Second, that all of the immediate post-Republican convention polling is heavily skewed toward the weekend, with most of the interviewing performed on Friday night or Saturday. (Zogby's Internet sampling is, of course, less affected by time of day or week.) A candidate like Obama with strong support among young, urban and affluent voters may fare less well on such days simply because his constituency is not to be found at home, whereas McCain's older and now more working-class supporters will be.
Third, that the wireless universe is still a major x factor -- I don't know the precise steps any of these firms are taking to reach cellphone voters (and again Zogby has the best chance to include them in his sample), but suffice to say that at best it will be incomplete. Obama could easily perform 1 or 2 points better on Election Day than he does in polls for this reason alone.
Fourth, that the next major campaign event -- the initial debate on Sept. 26 -- is set up to help the challenger. Generally -- and Carter, Reagan, Clinton and the younger Bush are all examples of this phenomenon -- a presidential debate will help a less-known or more inexperienced candidate on the national stage more than his incumbent or better-known opponent. It is a simple matter of exposure providing comfort and reassurance to voters, of the challenger passing some threshold of acceptability, particularly on issues concerning foreign policy or national security. (Foreign policy will be the focus of the first debate.) It is possible that Obama's long year-and-a-half in the spotlight will diminish this potential bounty, or that Palin will benefit at least equally in her matchup in October with Biden, but for now I'm going to assume that the Democrat on the top of the ticket has the best chance of being helped by the debates.

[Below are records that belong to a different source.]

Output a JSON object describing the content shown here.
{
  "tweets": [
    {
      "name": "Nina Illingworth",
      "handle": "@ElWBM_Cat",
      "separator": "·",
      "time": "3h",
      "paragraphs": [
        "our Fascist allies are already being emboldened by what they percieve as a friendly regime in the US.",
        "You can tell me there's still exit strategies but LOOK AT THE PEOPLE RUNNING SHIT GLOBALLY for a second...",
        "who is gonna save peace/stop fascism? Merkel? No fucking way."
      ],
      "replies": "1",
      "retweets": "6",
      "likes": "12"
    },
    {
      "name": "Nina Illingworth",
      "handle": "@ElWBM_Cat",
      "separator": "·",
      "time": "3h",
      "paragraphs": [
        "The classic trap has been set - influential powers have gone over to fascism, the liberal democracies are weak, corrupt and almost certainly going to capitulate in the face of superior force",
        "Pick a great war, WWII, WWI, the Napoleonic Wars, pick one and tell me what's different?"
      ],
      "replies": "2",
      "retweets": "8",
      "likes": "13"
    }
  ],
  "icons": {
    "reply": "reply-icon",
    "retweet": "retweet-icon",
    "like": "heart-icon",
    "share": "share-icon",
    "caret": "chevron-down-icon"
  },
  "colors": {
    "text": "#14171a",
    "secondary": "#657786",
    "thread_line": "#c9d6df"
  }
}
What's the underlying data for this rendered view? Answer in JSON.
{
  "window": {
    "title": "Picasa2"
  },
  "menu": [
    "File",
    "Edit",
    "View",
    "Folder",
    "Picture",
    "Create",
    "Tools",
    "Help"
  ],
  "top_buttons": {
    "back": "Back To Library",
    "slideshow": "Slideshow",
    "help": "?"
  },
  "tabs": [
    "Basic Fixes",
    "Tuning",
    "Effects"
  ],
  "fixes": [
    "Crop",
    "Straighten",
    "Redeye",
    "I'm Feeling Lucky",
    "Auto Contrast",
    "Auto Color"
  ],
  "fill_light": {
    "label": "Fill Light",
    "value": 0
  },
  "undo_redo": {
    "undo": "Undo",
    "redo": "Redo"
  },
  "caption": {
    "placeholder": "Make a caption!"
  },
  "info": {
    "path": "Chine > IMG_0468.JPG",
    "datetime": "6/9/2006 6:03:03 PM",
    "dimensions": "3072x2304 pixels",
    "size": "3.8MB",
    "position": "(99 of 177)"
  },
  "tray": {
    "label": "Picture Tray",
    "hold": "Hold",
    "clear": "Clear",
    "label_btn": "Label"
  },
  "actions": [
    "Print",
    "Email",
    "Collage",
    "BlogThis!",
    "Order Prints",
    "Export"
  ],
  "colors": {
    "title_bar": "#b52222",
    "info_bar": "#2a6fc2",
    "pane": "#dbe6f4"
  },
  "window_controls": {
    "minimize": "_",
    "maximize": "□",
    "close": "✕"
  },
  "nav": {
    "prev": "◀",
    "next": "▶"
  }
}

And finally there are the "undecideds" themselves. Their ranks may seem diminished, but it's important to remember that pollsters have been nudging them along. I suspect that some of those firms whose polls have fairly minuscule undecided numbers -- 5 percent or less -- are "reallocating" undecideds in some way, i.e, using other questions to make a best-case estimate about where those voters will fall. The real undecided could still approach 10 percent, which means "undecided" still holds the key to the outcome on Nov. 4. Which model will the undecideds follow? Will they turn away from an unpopular incumbent party, as has often been the case, in which case Obama could still win fairly handily? Or do those of them that are white -- meaning, the vast majority – choose the white candidate, as has happened in many big-city and even statewide races involving an African-American candidate?
Whichever, it is pretty obvious that the narrowing structure of this race has jettisoned some of the Obama campaign's most audacious hopes in this race. Advertising has been curtailed in Georgia and Alaska; can North Carolina, Montana and Indiana be far away? As this writer suggested in June, this is an election that may very well come down to a handful of key states -- Michigan and Ohio, Virginia and Colorado, Wisconsin, Nevada. Same as it ever was, with a couple of exceptions.